1. Hardware Selection: Compare the performance of different hardware for target models (e.g., cost-effectiveness of consumer-grade GPUs for 7B models, multi-card solutions for 70B models).
2. Framework Comparison: Evaluate performance differences and optimization technology support of frameworks like llama.cpp and vLLM under the same conditions.
3. Model Optimization Verification: Compare performance changes before and after optimization, and evaluate the impact of quantization on speed/accuracy.
4. CI/CD Integration: Automated performance regression testing, monitoring online service baselines, and detecting performance degradation issues.

• Precise Timing: Use high-precision timers, exclude cold start effects, and take the average of multiple runs.
• Resource Isolation: Set process affinity, GPU computing mode, and clean up background tasks to ensure repeatable results.
• Result Presentation: Provide visualizations such as line charts/bar charts, support CSV/JSON/HTML export, and historical trend analysis.

Community Contribution

We welcome participation in forms such as test data sharing, new hardware support, test case expansion, and documentation improvement, with the goal of building a comprehensive local LLM performance database.

Getting Started Steps

1. Environment Preparation: Install Python, CUDA (if using NVIDIA GPU), and the target inference framework.
2. Model Acquisition: Download model files from platforms like Hugging Face/ModelScope.
3. Test Configuration: Edit the configuration file to specify the model path, parameters, and output options.
4. Execute Test: Run the main program and wait for completion.
5. View Results: Analyze the report to compare the performance of different configurations.

Current Limitations: Limited multi-modal support, insufficient distributed testing capabilities, and lack of coverage for real-time streaming scenarios.
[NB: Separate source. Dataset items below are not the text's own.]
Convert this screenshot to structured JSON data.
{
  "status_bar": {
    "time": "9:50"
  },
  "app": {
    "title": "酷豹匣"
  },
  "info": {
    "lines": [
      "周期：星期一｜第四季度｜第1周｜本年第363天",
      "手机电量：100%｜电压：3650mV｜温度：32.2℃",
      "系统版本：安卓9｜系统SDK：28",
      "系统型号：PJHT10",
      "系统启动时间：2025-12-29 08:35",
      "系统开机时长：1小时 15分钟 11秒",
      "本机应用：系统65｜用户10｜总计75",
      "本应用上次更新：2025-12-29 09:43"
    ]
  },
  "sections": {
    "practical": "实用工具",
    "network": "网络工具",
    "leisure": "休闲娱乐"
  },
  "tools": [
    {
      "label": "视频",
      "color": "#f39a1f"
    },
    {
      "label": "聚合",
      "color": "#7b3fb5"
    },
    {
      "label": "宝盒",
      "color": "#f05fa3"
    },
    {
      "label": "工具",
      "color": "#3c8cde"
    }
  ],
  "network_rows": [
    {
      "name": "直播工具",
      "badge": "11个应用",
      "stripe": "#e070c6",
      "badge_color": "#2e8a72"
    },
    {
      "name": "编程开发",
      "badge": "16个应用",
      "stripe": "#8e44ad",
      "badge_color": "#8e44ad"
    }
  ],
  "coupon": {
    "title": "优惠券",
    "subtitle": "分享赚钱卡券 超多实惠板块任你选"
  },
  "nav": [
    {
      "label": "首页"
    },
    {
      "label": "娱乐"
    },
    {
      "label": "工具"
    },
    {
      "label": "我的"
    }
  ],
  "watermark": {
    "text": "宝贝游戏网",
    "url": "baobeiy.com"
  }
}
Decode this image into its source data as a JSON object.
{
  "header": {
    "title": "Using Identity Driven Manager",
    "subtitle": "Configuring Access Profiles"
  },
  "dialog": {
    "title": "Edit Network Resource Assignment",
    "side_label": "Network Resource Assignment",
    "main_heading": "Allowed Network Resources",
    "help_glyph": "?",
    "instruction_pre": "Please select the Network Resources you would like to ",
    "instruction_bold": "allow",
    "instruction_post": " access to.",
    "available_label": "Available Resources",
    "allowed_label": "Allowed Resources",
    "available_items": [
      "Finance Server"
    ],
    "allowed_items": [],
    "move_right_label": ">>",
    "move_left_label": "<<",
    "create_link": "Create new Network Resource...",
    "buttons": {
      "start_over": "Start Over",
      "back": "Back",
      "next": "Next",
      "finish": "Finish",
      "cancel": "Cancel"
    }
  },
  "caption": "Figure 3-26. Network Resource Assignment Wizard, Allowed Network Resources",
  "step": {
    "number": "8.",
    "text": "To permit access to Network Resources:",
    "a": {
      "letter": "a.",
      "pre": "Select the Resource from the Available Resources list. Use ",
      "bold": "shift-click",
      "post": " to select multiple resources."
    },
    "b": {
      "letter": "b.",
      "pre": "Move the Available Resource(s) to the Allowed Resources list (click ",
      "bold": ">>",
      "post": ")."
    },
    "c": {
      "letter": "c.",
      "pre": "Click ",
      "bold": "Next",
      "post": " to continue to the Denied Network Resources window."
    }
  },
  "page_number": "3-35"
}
Future Plans: Gradually solve the above problems and synchronize with the latest model and technology updates.

The Local-LLM-Inference-Benchmarking-System provides a key evaluation tool for local LLM deployment. Against the backdrop of rapid technological iteration, objective performance data is crucial for decision-making. With the growth of the community and the improvement of functions, this system is expected to become a standard benchmarking platform in the local LLM field.